Domosławski w biografii Kapuścińskiego pokazuje to zagubienie człowieka, który kształtował poglądy na świat Polaków w PRL w nowej rzeczywistością, która miała być pod każdym względem lepsza, a okazała się powrotem obskurantyzmu, cywilizacyjną zapaścią, władzą Rychów, Mirów i im podobnych.
Wydarzenia i ludzie, o których pisał Kapuściński w swoich książkach, dawno juz przeszły do historii – nie tylko cesarz Haile Selasie, wojna futbolowa Hondurasu z Salwadorem, wojny licznych stronnictw w Angoli. Dziś mamy nowe wojny, rewolucje i powstania. Dyskusja, czy autor był do szczegółu wierny, przekazując informację o wydarzeniach, których był świadkiem, lub które mu tylko opowiedziano, nie ma znaczenia.
Dziś cenimy Kapuścińskiego nie za wierność faktom, tylko za wnioski, jakie z nich wyciągał. Fakty służyły mu do udowadniania tez – a główna była pogarda dla innego – najczęściej biednego, niewykształconego człowieka w Polsce i krajach Trzeciego Świata.
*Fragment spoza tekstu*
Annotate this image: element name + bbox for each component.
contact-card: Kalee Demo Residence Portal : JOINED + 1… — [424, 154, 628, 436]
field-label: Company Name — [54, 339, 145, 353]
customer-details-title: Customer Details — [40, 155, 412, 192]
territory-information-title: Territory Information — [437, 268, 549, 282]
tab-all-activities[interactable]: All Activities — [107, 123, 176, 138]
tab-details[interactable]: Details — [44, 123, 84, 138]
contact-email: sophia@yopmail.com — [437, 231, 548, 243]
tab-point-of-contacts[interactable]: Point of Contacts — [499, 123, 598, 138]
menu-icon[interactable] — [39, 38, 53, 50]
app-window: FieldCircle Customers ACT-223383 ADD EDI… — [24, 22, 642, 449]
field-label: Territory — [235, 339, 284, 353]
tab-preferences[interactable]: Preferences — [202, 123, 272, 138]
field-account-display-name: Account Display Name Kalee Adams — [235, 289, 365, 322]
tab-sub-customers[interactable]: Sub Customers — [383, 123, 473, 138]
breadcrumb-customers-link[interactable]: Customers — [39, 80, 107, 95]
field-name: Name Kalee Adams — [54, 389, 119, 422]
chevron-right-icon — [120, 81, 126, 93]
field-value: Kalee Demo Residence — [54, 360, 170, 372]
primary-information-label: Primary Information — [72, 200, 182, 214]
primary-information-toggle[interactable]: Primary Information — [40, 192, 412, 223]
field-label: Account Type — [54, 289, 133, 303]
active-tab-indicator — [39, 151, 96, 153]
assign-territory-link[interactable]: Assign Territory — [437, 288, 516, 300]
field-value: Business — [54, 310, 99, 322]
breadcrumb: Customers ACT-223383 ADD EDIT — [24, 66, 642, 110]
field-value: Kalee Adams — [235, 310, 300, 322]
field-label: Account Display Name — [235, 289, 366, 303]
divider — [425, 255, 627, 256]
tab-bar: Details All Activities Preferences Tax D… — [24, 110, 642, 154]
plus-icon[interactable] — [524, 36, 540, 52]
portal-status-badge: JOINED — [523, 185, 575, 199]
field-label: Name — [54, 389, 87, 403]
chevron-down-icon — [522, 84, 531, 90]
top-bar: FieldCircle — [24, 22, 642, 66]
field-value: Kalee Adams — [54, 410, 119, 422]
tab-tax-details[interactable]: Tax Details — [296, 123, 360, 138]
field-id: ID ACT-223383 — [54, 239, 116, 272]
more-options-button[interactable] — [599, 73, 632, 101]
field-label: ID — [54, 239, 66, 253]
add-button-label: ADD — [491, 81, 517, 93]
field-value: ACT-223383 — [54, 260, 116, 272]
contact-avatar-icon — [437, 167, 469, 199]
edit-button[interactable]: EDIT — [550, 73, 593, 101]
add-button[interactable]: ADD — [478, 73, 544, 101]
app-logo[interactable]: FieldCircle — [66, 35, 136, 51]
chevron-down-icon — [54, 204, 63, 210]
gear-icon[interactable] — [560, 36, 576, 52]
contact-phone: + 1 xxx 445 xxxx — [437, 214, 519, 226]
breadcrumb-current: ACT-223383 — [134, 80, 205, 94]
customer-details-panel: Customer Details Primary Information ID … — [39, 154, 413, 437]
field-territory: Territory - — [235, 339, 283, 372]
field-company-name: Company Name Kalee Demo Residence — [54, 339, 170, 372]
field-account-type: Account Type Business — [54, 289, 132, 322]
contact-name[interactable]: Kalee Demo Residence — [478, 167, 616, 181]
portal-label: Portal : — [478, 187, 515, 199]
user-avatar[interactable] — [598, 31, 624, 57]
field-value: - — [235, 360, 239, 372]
Wiem, że w obecnie obowiązującej konwencji nie wypada pisać dobrze o czasach PRL, ale z książki Domosławskiego pojawia się kraj, gdzie dziennikarz po powrocie z kolejnej wyprawy składa raporty nie tylko odpowiednim służbom, bo to, wbrew zakłamaniu obecnych elit, normalna praktyka w państwach demokratycznych, gdy dziennikarz odwiedza kraj uznawany za wrogi lub niestabilny politycznie, ale jego książki i reportaże są czytane, omawiane, dyskutowane – nie zawsze życzliwie, ale zawsze bez wątpliwości z dużą uwagą, przez ówczesnych sekretarzy, w tym także tych pierwszych. Czy to samo możemy powiedzieć o dzisiejszych elitach politycznych? Czy one w ogóle cokolwiek czytają?
Dla mnie ten artykul jest rozmyty i przydlugi. Nie mogę jasno dostrzec, jakie poglądy chce autor przekazać pod grubą, zbyt warstwą tekstu. Wypada cenić czas czytelnika chyba?